Find the equation of the line passing through $P(1,2)$ with slope $m=3$.

Using point-slope form: $$y-2=3(x-1).$$

Convert to slope-intercept form: $$\begin{aligned} y-2&=3(x-1)\\ y-2&=3x-3\\ y&=3x-1. \end{aligned}$$

Convert to general form: $$ y=3x-1 \implies 3x-y=1. $$ Equivalently, $$3x-y-1=0.$$

6. Given Two Points

The line passing through two distinct points $P(x_1,y_1)$ and $Q(x_2,y_2)$ has slope $$m=\dfrac{y_2-y_1}{x_2-x_1},\qquad x_1\neq x_2.$$ Its equation is then found using $$y-y_1=m(x-x_1).$$

Special cases:

If $x_1=x_2$, the line is vertical and has equation $x=x_1$.
If $y_1=y_2$, the line is horizontal and has equation $y=y_1$.

EXAMPLE 8

Find the line passing through $P(1,2)$ and $Q(4,7)$. Express your answer in the form $ax+by=c$, where $a,b,c\in\mathbb{Z}$.

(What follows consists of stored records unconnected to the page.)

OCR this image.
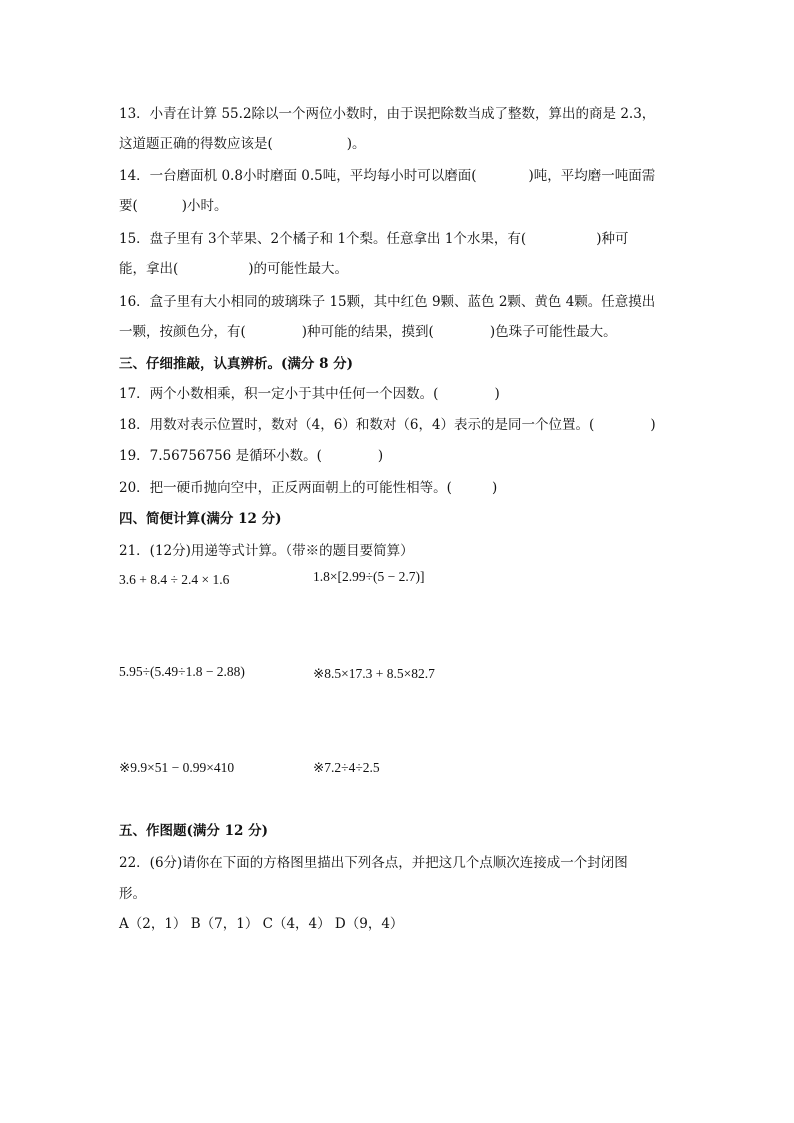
13．小青在计算 55.2除以一个两位小数时，由于误把除数当成了整数，算出的商是 2.3，
这道题正确的得数应该是(	)。
14．一台磨面机 0.8小时磨面 0.5吨，平均每小时可以磨面(	)吨，平均磨一吨面需
要(	)小时。
15．盘子里有 3个苹果、2个橘子和 1个梨。任意拿出 1个水果，有(	)种可
能，拿出(	)的可能性最大。
16．盒子里有大小相同的玻璃珠子 15颗，其中红色 9颗、蓝色 2颗、黄色 4颗。任意摸出
一颗，按颜色分，有(	)种可能的结果，摸到(	)色珠子可能性最大。
三、仔细推敲，认真辨析。(满分 8 分)
17．两个小数相乘，积一定小于其中任何一个因数。(	)
18．用数对表示位置时，数对（4，6）和数对（6，4）表示的是同一个位置。(	)
19．7.56756756 是循环小数。(	)
20．把一硬币抛向空中，正反两面朝上的可能性相等。(	)
四、简便计算(满分 12 分)
21．(12分)用递等式计算。（带※的题目要简算）
3.6 + 8.4 ÷ 2.4 × 1.6	1.8×[2.99÷(5 − 2.7)]
5.95÷(5.49÷1.8 − 2.88)	※8.5×17.3 + 8.5×82.7
※9.9×51 − 0.99×410	※7.2÷4÷2.5
五、作图题(满分 12 分)
22．(6分)请你在下面的方格图里描出下列各点，并把这几个点顺次连接成一个封闭图
形。
A（2，1） B（7，1） C（4，4） D（9，4）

First find the slope: $$m=\dfrac{7-2}{4-1}=\dfrac{5}{3}.$$

Use point-slope form with $P(1,2)$: $$y-2=\dfrac{5}{3}(x-1).$$

Convert to general form: $$\begin{aligned} y-2&=\dfrac{5}{3}(x-1)\\ 3(y-2)&=5(x-1)\\ 3y-6&=5x-5\\ -5x+3y&=1. \end{aligned}$$

Therefore, the equation is $$-5x+3y=1.$$

EXAMPLE 9 (Horizontal and Vertical Cases)

(a) Find the line passing through $A(3,5)$ and $B(3,-2)$.

The $x$-coordinates are equal: $x_1=x_2=3$.
The slope is undefined because $$\dfrac{-2-5}{3-3}=\dfrac{-7}{0}.$$
Therefore, the line is vertical: $$x=3.$$

(b) Find the line passing through $C(-4,6)$ and $D(8,6)$.

The $y$-coordinates are equal: $y_1=y_2=6$.
The slope is $$m=\dfrac{6-6}{8-(-4)}=\dfrac{0}{12}=0.$$
Therefore, the line is horizontal: $$y=6.$$